Seems like everyone’s talking about neighbours these days: our church launched a local outreach initiative just as this themed issue was announced. And here in the land of babies and preschoolers, all I can think is, neighbours? I don’t even have time to stay on top of laundry let alone “reach out.” Being raised in the church means that the first thing you think when you hear the word neighbour is mission work. Emphasis on work. I’m sure most moms on the planet can relate to the feeling that adding one more responsibility to my to-do list will just put me over the edge. The edge of what, I’m not sure, but the right over part is certain. Maybe sanity.
As I reflected on this a little further, however, it occurred to me that a large portion of my time is divided up between two very demanding neighbours (in an unconventional sense of the word). My relationship with one is becoming quite toxic, co-dependent even. This neighbour lives close, too close, and we spend too much time together. It seems like we both take and take, giving nothing in return. This neighbour consumes my mental space and my attention, and I tend to use this neighbour for little more than amusement. And yet we can’t seem to part ways. This is a neighbour purely in the geographical sense: a neighbour in my pocket, on my nightstand, on the kitchen counter while I cook. When I power it down, or put it away, I miss it and find myself reaching for it constantly. Bizarre how this tiny piece of technology has come to dominate my thinking. I know that I need to impose some boundaries on phone use, especially at home, but it is a struggle to say the least.
The unseen work
On the other hand, I have these other two little neighbours who redefine demanding. Honestly, it might be easier to nap beside an air strip than try to contribute to society with these two around. They insist that I cook for, clean, dress, teach and monitor them 24/7 and think it’s enough to pay me back in hugs and sloppy kisses. As if the household work weren’t enough, they are absolutely uncivilized pagans who must be evangelized every day, all day. And the evangelism can rarely rely on what I say; they seem to have far more interest in how I behave . . . which is inconvenient, to say the least. These two parasitically suck up time until there isn’t a moment left for the aforementioned laundry, let alone for any kind of outreach.
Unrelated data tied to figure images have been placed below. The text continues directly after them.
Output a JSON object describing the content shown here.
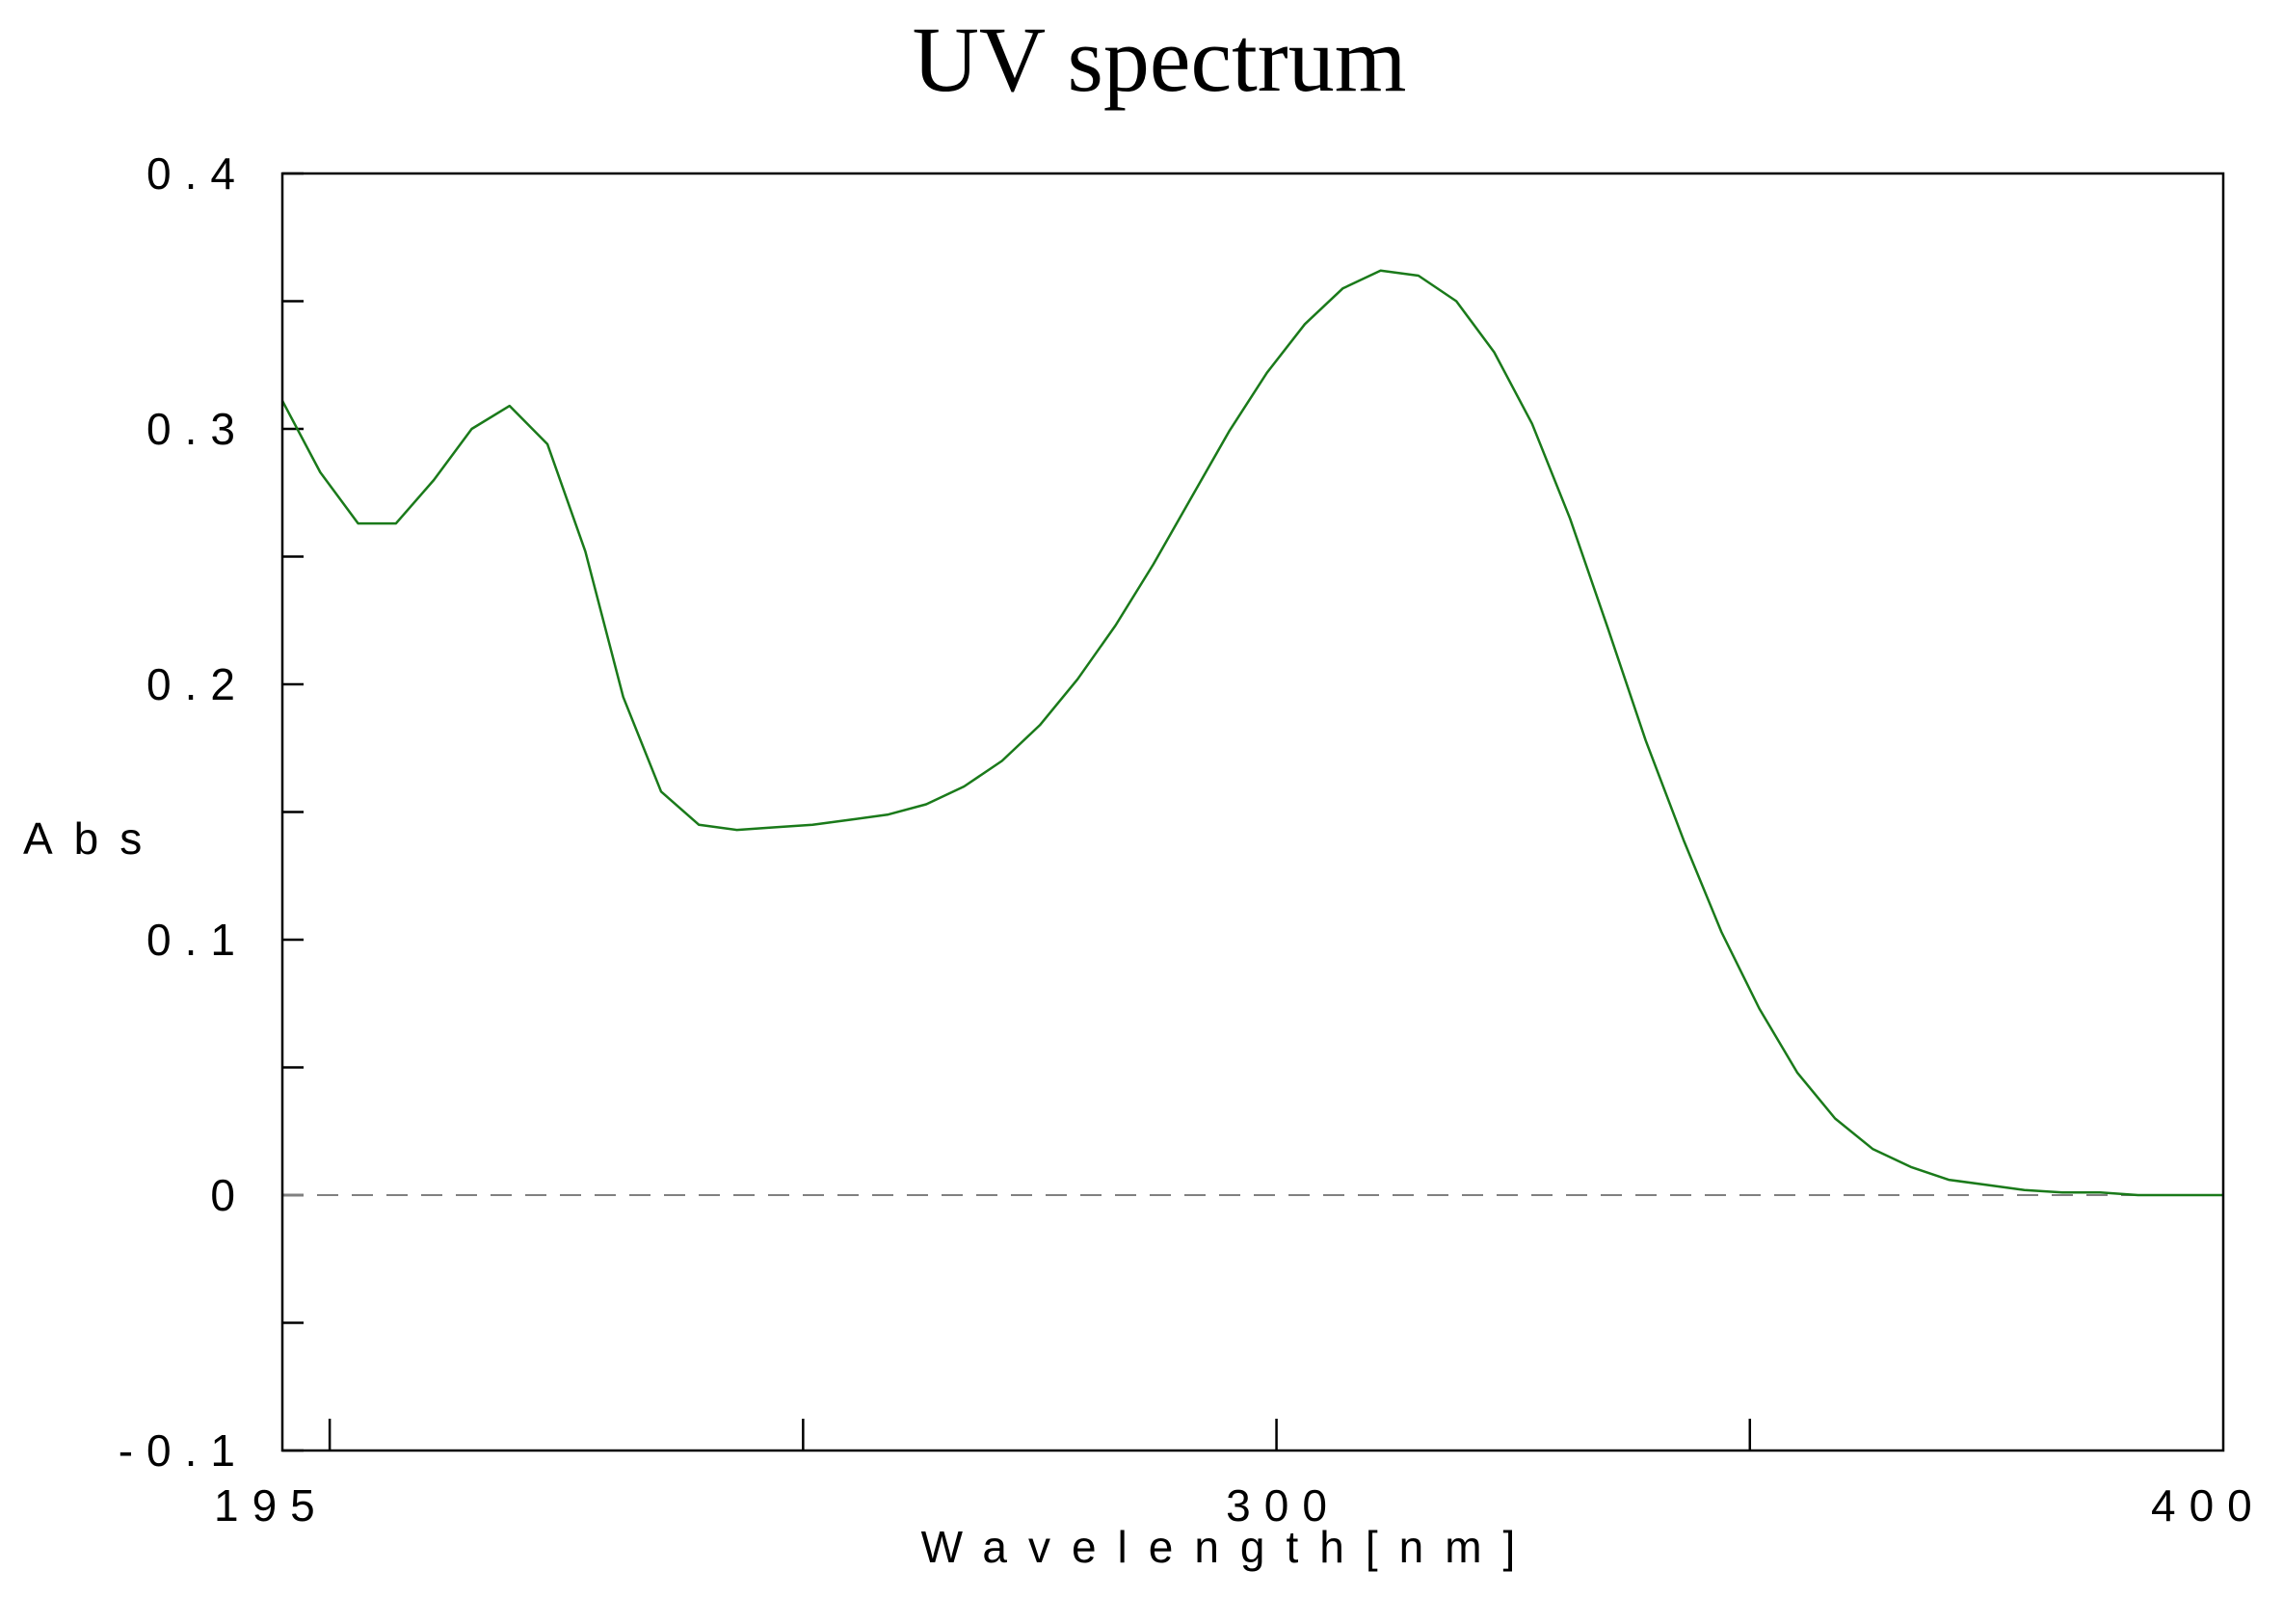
{
  "chart_data": {
    "type": "line",
    "title": "UV spectrum",
    "xlabel": "Wavelength[nm]",
    "ylabel": "Abs",
    "xlim": [
      195,
      400
    ],
    "ylim": [
      -0.1,
      0.4
    ],
    "x_ticks": [
      {
        "value": 200,
        "label": ""
      },
      {
        "value": 250,
        "label": ""
      },
      {
        "value": 300,
        "label": "300"
      },
      {
        "value": 350,
        "label": ""
      }
    ],
    "x_edge_labels": {
      "left": "195",
      "right": "400"
    },
    "y_ticks": [
      {
        "value": 0.4,
        "label": "0.4"
      },
      {
        "value": 0.35,
        "label": ""
      },
      {
        "value": 0.3,
        "label": "0.3"
      },
      {
        "value": 0.25,
        "label": ""
      },
      {
        "value": 0.2,
        "label": "0.2"
      },
      {
        "value": 0.15,
        "label": ""
      },
      {
        "value": 0.1,
        "label": "0.1"
      },
      {
        "value": 0.05,
        "label": ""
      },
      {
        "value": 0,
        "label": "0"
      },
      {
        "value": -0.05,
        "label": ""
      },
      {
        "value": -0.1,
        "label": "-0.1"
      }
    ],
    "baseline": {
      "value": 0,
      "style": "dashed",
      "color": "#808080"
    },
    "grid": false,
    "series": [
      {
        "color": "#1a7a1a",
        "x": [
          195,
          199,
          203,
          207,
          211,
          215,
          219,
          223,
          227,
          231,
          235,
          239,
          243,
          247,
          251,
          255,
          259,
          263,
          267,
          271,
          275,
          279,
          283,
          287,
          291,
          295,
          299,
          303,
          307,
          311,
          315,
          319,
          323,
          327,
          331,
          335,
          339,
          343,
          347,
          351,
          355,
          359,
          363,
          367,
          371,
          375,
          379,
          383,
          387,
          391,
          395,
          400
        ],
        "y": [
          0.311,
          0.283,
          0.263,
          0.263,
          0.28,
          0.3,
          0.309,
          0.294,
          0.252,
          0.195,
          0.158,
          0.145,
          0.143,
          0.144,
          0.145,
          0.147,
          0.149,
          0.153,
          0.16,
          0.17,
          0.184,
          0.202,
          0.223,
          0.247,
          0.273,
          0.299,
          0.322,
          0.341,
          0.355,
          0.362,
          0.36,
          0.35,
          0.33,
          0.302,
          0.265,
          0.222,
          0.178,
          0.139,
          0.103,
          0.073,
          0.048,
          0.03,
          0.018,
          0.011,
          0.006,
          0.004,
          0.002,
          0.001,
          0.001,
          0.0,
          0.0,
          0.0
        ]
      }
    ]
  }
}
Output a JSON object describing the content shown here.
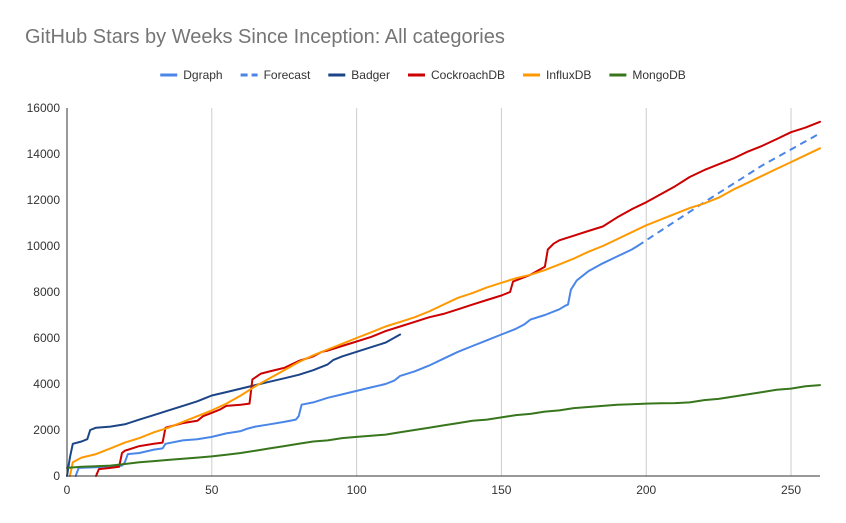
{
  "chart_data": {
    "type": "line",
    "title": "GitHub Stars by Weeks Since Inception: All categories",
    "xlabel": "",
    "ylabel": "",
    "xlim": [
      0,
      260
    ],
    "ylim": [
      0,
      16000
    ],
    "x_ticks": [
      0,
      50,
      100,
      150,
      200,
      250
    ],
    "y_ticks": [
      0,
      2000,
      4000,
      6000,
      8000,
      10000,
      12000,
      14000,
      16000
    ],
    "grid": "vertical",
    "legend_position": "top",
    "series": [
      {
        "name": "Dgraph",
        "color": "#4a86e8",
        "dashed": false,
        "points": [
          [
            3,
            0
          ],
          [
            4,
            350
          ],
          [
            10,
            380
          ],
          [
            15,
            420
          ],
          [
            19,
            450
          ],
          [
            20,
            600
          ],
          [
            21,
            950
          ],
          [
            25,
            1000
          ],
          [
            30,
            1150
          ],
          [
            33,
            1200
          ],
          [
            34,
            1400
          ],
          [
            40,
            1550
          ],
          [
            45,
            1600
          ],
          [
            50,
            1700
          ],
          [
            55,
            1850
          ],
          [
            60,
            1950
          ],
          [
            62,
            2050
          ],
          [
            65,
            2150
          ],
          [
            70,
            2250
          ],
          [
            75,
            2350
          ],
          [
            79,
            2450
          ],
          [
            80,
            2600
          ],
          [
            81,
            3100
          ],
          [
            85,
            3200
          ],
          [
            90,
            3400
          ],
          [
            95,
            3550
          ],
          [
            100,
            3700
          ],
          [
            105,
            3850
          ],
          [
            110,
            4000
          ],
          [
            113,
            4150
          ],
          [
            115,
            4350
          ],
          [
            120,
            4550
          ],
          [
            125,
            4800
          ],
          [
            130,
            5100
          ],
          [
            135,
            5400
          ],
          [
            140,
            5650
          ],
          [
            145,
            5900
          ],
          [
            150,
            6150
          ],
          [
            155,
            6400
          ],
          [
            158,
            6600
          ],
          [
            160,
            6800
          ],
          [
            165,
            7000
          ],
          [
            170,
            7250
          ],
          [
            172,
            7400
          ],
          [
            173,
            7450
          ],
          [
            174,
            8100
          ],
          [
            176,
            8500
          ],
          [
            180,
            8900
          ],
          [
            185,
            9250
          ],
          [
            190,
            9550
          ],
          [
            195,
            9850
          ],
          [
            197,
            10000
          ]
        ]
      },
      {
        "name": "Forecast",
        "color": "#4a86e8",
        "dashed": true,
        "points": [
          [
            197,
            10000
          ],
          [
            220,
            11900
          ],
          [
            240,
            13500
          ],
          [
            260,
            14900
          ]
        ]
      },
      {
        "name": "Badger",
        "color": "#1c4587",
        "dashed": false,
        "points": [
          [
            0,
            0
          ],
          [
            1,
            800
          ],
          [
            2,
            1400
          ],
          [
            5,
            1500
          ],
          [
            7,
            1600
          ],
          [
            8,
            2000
          ],
          [
            10,
            2100
          ],
          [
            15,
            2150
          ],
          [
            20,
            2250
          ],
          [
            25,
            2450
          ],
          [
            30,
            2650
          ],
          [
            35,
            2850
          ],
          [
            40,
            3050
          ],
          [
            45,
            3250
          ],
          [
            48,
            3400
          ],
          [
            50,
            3500
          ],
          [
            55,
            3650
          ],
          [
            60,
            3800
          ],
          [
            65,
            3950
          ],
          [
            70,
            4100
          ],
          [
            75,
            4250
          ],
          [
            80,
            4400
          ],
          [
            85,
            4600
          ],
          [
            90,
            4850
          ],
          [
            92,
            5050
          ],
          [
            95,
            5200
          ],
          [
            100,
            5400
          ],
          [
            105,
            5600
          ],
          [
            110,
            5800
          ],
          [
            115,
            6150
          ]
        ]
      },
      {
        "name": "CockroachDB",
        "color": "#cc0000",
        "dashed": false,
        "points": [
          [
            10,
            0
          ],
          [
            11,
            300
          ],
          [
            15,
            350
          ],
          [
            18,
            400
          ],
          [
            19,
            1000
          ],
          [
            20,
            1100
          ],
          [
            25,
            1300
          ],
          [
            30,
            1400
          ],
          [
            33,
            1450
          ],
          [
            34,
            2100
          ],
          [
            40,
            2300
          ],
          [
            45,
            2400
          ],
          [
            47,
            2600
          ],
          [
            50,
            2750
          ],
          [
            53,
            2900
          ],
          [
            55,
            3050
          ],
          [
            60,
            3100
          ],
          [
            63,
            3150
          ],
          [
            64,
            4200
          ],
          [
            67,
            4450
          ],
          [
            70,
            4550
          ],
          [
            75,
            4700
          ],
          [
            80,
            5000
          ],
          [
            85,
            5200
          ],
          [
            88,
            5400
          ],
          [
            90,
            5450
          ],
          [
            95,
            5650
          ],
          [
            100,
            5850
          ],
          [
            105,
            6050
          ],
          [
            108,
            6200
          ],
          [
            110,
            6300
          ],
          [
            115,
            6500
          ],
          [
            120,
            6700
          ],
          [
            125,
            6900
          ],
          [
            130,
            7050
          ],
          [
            135,
            7250
          ],
          [
            140,
            7450
          ],
          [
            145,
            7650
          ],
          [
            150,
            7850
          ],
          [
            153,
            8000
          ],
          [
            154,
            8450
          ],
          [
            160,
            8750
          ],
          [
            165,
            9100
          ],
          [
            166,
            9850
          ],
          [
            168,
            10100
          ],
          [
            170,
            10250
          ],
          [
            175,
            10450
          ],
          [
            180,
            10650
          ],
          [
            185,
            10850
          ],
          [
            190,
            11250
          ],
          [
            195,
            11600
          ],
          [
            200,
            11900
          ],
          [
            205,
            12250
          ],
          [
            210,
            12600
          ],
          [
            215,
            13000
          ],
          [
            220,
            13300
          ],
          [
            225,
            13550
          ],
          [
            230,
            13800
          ],
          [
            235,
            14100
          ],
          [
            240,
            14350
          ],
          [
            245,
            14650
          ],
          [
            250,
            14950
          ],
          [
            255,
            15150
          ],
          [
            260,
            15400
          ]
        ]
      },
      {
        "name": "InfluxDB",
        "color": "#ff9900",
        "dashed": false,
        "points": [
          [
            1,
            0
          ],
          [
            2,
            600
          ],
          [
            5,
            800
          ],
          [
            10,
            950
          ],
          [
            15,
            1200
          ],
          [
            20,
            1450
          ],
          [
            25,
            1650
          ],
          [
            30,
            1900
          ],
          [
            35,
            2100
          ],
          [
            40,
            2350
          ],
          [
            45,
            2600
          ],
          [
            50,
            2850
          ],
          [
            55,
            3150
          ],
          [
            60,
            3500
          ],
          [
            65,
            3900
          ],
          [
            70,
            4250
          ],
          [
            75,
            4600
          ],
          [
            80,
            4950
          ],
          [
            85,
            5250
          ],
          [
            90,
            5500
          ],
          [
            95,
            5750
          ],
          [
            100,
            6000
          ],
          [
            105,
            6250
          ],
          [
            110,
            6500
          ],
          [
            115,
            6700
          ],
          [
            120,
            6900
          ],
          [
            125,
            7150
          ],
          [
            130,
            7450
          ],
          [
            135,
            7750
          ],
          [
            140,
            7950
          ],
          [
            145,
            8200
          ],
          [
            150,
            8400
          ],
          [
            155,
            8600
          ],
          [
            160,
            8750
          ],
          [
            165,
            8950
          ],
          [
            170,
            9200
          ],
          [
            175,
            9450
          ],
          [
            180,
            9750
          ],
          [
            185,
            10000
          ],
          [
            190,
            10300
          ],
          [
            195,
            10600
          ],
          [
            200,
            10900
          ],
          [
            205,
            11150
          ],
          [
            210,
            11400
          ],
          [
            215,
            11650
          ],
          [
            220,
            11850
          ],
          [
            225,
            12100
          ],
          [
            230,
            12450
          ],
          [
            235,
            12750
          ],
          [
            240,
            13050
          ],
          [
            245,
            13350
          ],
          [
            250,
            13650
          ],
          [
            255,
            13950
          ],
          [
            260,
            14250
          ]
        ]
      },
      {
        "name": "MongoDB",
        "color": "#38761d",
        "dashed": false,
        "points": [
          [
            0,
            350
          ],
          [
            5,
            400
          ],
          [
            10,
            420
          ],
          [
            15,
            450
          ],
          [
            20,
            520
          ],
          [
            25,
            600
          ],
          [
            30,
            650
          ],
          [
            35,
            700
          ],
          [
            40,
            750
          ],
          [
            45,
            800
          ],
          [
            50,
            850
          ],
          [
            55,
            920
          ],
          [
            60,
            1000
          ],
          [
            65,
            1100
          ],
          [
            70,
            1200
          ],
          [
            75,
            1300
          ],
          [
            80,
            1400
          ],
          [
            85,
            1500
          ],
          [
            90,
            1550
          ],
          [
            95,
            1650
          ],
          [
            100,
            1700
          ],
          [
            105,
            1750
          ],
          [
            110,
            1800
          ],
          [
            115,
            1900
          ],
          [
            120,
            2000
          ],
          [
            125,
            2100
          ],
          [
            130,
            2200
          ],
          [
            135,
            2300
          ],
          [
            140,
            2400
          ],
          [
            145,
            2450
          ],
          [
            150,
            2550
          ],
          [
            155,
            2650
          ],
          [
            160,
            2700
          ],
          [
            165,
            2800
          ],
          [
            170,
            2850
          ],
          [
            175,
            2950
          ],
          [
            180,
            3000
          ],
          [
            185,
            3050
          ],
          [
            190,
            3100
          ],
          [
            195,
            3120
          ],
          [
            200,
            3150
          ],
          [
            205,
            3160
          ],
          [
            210,
            3170
          ],
          [
            215,
            3200
          ],
          [
            220,
            3300
          ],
          [
            225,
            3350
          ],
          [
            230,
            3450
          ],
          [
            235,
            3550
          ],
          [
            240,
            3650
          ],
          [
            245,
            3750
          ],
          [
            250,
            3800
          ],
          [
            255,
            3900
          ],
          [
            260,
            3950
          ]
        ]
      }
    ]
  }
}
Between my children and my cell phone (among other things), morning fades into night in a blur of busyness. And yet, I recognize that some balance is needed. Although it might just be a glance here and a skim there, string together the minutes I stare emptily at my cell phone in a day and I could have had coffee with the lonely empty-nester next door or dropped off some groceries at the food bank. As for my kids, they hardly need more of my time, but my attitude to that time might need some redemption. It is not just defined by endless and thankless rounds of housework, it is deeply missional in that it fulfills the directive to love in secret, hidden ways (Matt. 6:18). God sees this unseen work and has called me to begin my outreach with those right here at my fingertips. Sometimes that can feel like a cop-out in a culture that rewards nearly every effort above what goes on in the home. But that is not God’s economy.
So off I go to prepare another evangelical dinner and to fulfill the mission of Jesus by reminding my daughter, yet again, to go clean her room. I will try to believe that each action, however minute, is a gospel type of giving. And, while I’m at it, I might pop next door and invite the neighbour over for dessert.